Les pénuries d’eau : ce phénomène accroît les problèmes de santé et nourrit également les conflits. « Les ressources naturelles comme l’eau ou les pâturages se raréfiant, les agriculteurs sédentaires et les éleveurs nomades se disputent de plus en plus. Les changements climatiques alimentent les guerres civiles », analyse Marc Dufumier, professeur agronome honoraire à AgroParisTech.

À titre d’exemple, en Somalie, la sécheresse de 2017 a tué au moins 40 % du bétail, provoquant les razzias d’éleveurs en quête d’un nouveau cheptel, ce qui cause des conflits.
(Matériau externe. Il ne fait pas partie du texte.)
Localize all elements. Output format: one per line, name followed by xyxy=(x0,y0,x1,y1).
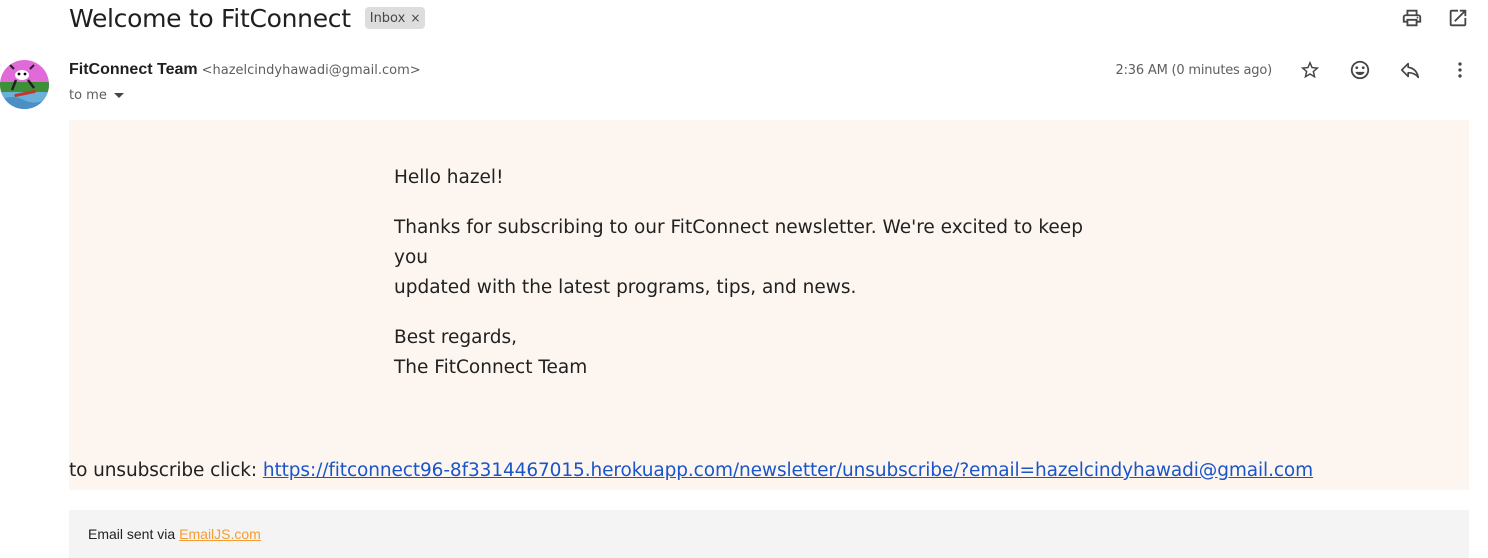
recipient-details-toggle[interactable]: to me xyxy=(69,88,124,103)
emoji-icon xyxy=(1350,60,1370,80)
add-reaction-button[interactable] xyxy=(1348,58,1372,82)
sender-email: <hazelcindyhawadi@gmail.com> xyxy=(201,63,421,78)
unsubscribe-link[interactable]: https://fitconnect96-8f3314467015.heroku… xyxy=(263,460,1313,481)
reply-icon xyxy=(1400,62,1420,79)
timestamp: 2:36 AM (0 minutes ago) xyxy=(1115,62,1273,78)
open-in-new-window-icon xyxy=(1449,9,1467,27)
greeting: Hello hazel! xyxy=(394,167,504,188)
more-vert-icon xyxy=(1458,62,1462,78)
sender-info: FitConnect Team <hazelcindyhawadi@gmail.… xyxy=(69,61,421,79)
unsubscribe-prefix: to unsubscribe click: xyxy=(69,460,263,481)
remove-label-button[interactable]: × xyxy=(410,11,420,25)
caret-down-icon xyxy=(113,93,124,98)
signature-block: Best regards, The FitConnect Team xyxy=(394,323,1114,383)
body-paragraph: Thanks for subscribing to our FitConnect… xyxy=(394,213,1114,303)
unsubscribe-line: to unsubscribe click: https://fitconnect… xyxy=(69,460,1313,481)
sender-name[interactable]: FitConnect Team xyxy=(69,61,198,79)
print-button[interactable] xyxy=(1400,6,1424,30)
signature: The FitConnect Team xyxy=(394,357,588,378)
email-body: Hello hazel! Thanks for subscribing to o… xyxy=(69,120,1469,490)
signoff: Best regards, xyxy=(394,327,518,348)
subject-actions xyxy=(1400,6,1470,30)
subject-row: Welcome to FitConnect Inbox × xyxy=(69,0,426,36)
message-content: Hello hazel! Thanks for subscribing to o… xyxy=(394,163,1114,403)
emailjs-link[interactable]: EmailJS.com xyxy=(179,526,261,542)
message-meta: 2:36 AM (0 minutes ago) xyxy=(1116,58,1472,82)
body-line-2: updated with the latest programs, tips, … xyxy=(394,277,857,298)
footer-prefix: Email sent via xyxy=(88,526,176,542)
open-in-new-window-button[interactable] xyxy=(1446,6,1470,30)
sender-avatar[interactable] xyxy=(0,60,49,109)
avatar-image xyxy=(0,60,49,109)
print-icon xyxy=(1402,9,1422,27)
inbox-label-chip[interactable]: Inbox × xyxy=(364,7,426,29)
reply-button[interactable] xyxy=(1398,58,1422,82)
more-options-button[interactable] xyxy=(1448,58,1472,82)
email-subject: Welcome to FitConnect xyxy=(69,3,351,33)
email-footer: Email sent via EmailJS.com xyxy=(69,510,1469,558)
recipient-label: to me xyxy=(69,88,107,103)
star-icon xyxy=(1300,60,1320,79)
label-name: Inbox xyxy=(369,10,406,26)
body-line-1: Thanks for subscribing to our FitConnect… xyxy=(394,217,1083,268)
star-button[interactable] xyxy=(1298,58,1322,82)
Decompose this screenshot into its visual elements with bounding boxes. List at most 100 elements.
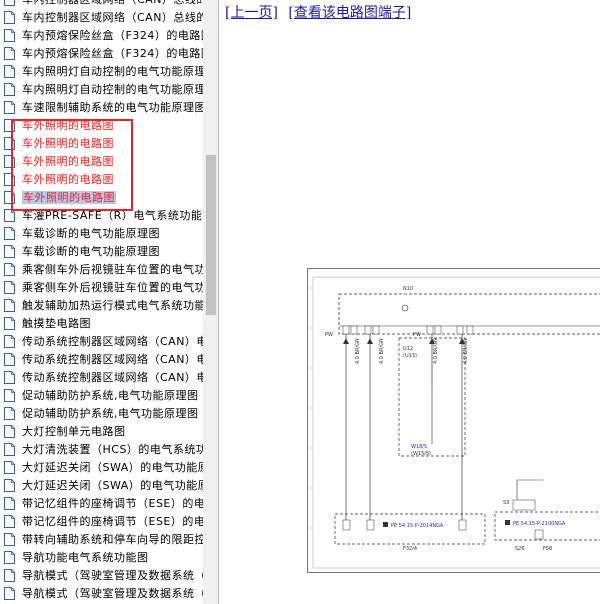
s26-label: S26 — [515, 546, 525, 552]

Mohammed Abdi Sahal est éleveur dans la région de Luuq, dans le sud-ouest de la Somalie : « Les gens se battent pour l’eau qui se fait rare, et j’ai vu des violences entre des clans autrefois pacifiques. J’observe aussi que les jeunes, désespérés et affamés, rejoignent plus facilement les rangs du groupe terroriste Al Shabab. Ils y voient une solution de survie. »

D’après les travaux des chercheurs américains Burke et Hsiang, à chaque demi-degré d’augmentation de la température, ce sont 10 à 20 % de risques de conflit armé supplémentaires. 

Partir ou mourir

« La seule solution est de partir et de parcourir des centaines de kilomètres, sans rien, à la recherche d’un lieu de vie », témoigne Sahara Muhamed Hudle, Somalienne de la région de Luuq. Chaque année, pas moins de 25 millions de personnes quittent leur habitat en raison des changements climatiques. Ce chiffre pourrait s’élever à 143 millions de personnes en 2050, soit 3 % de la population du globe, d’après la Banque mondiale.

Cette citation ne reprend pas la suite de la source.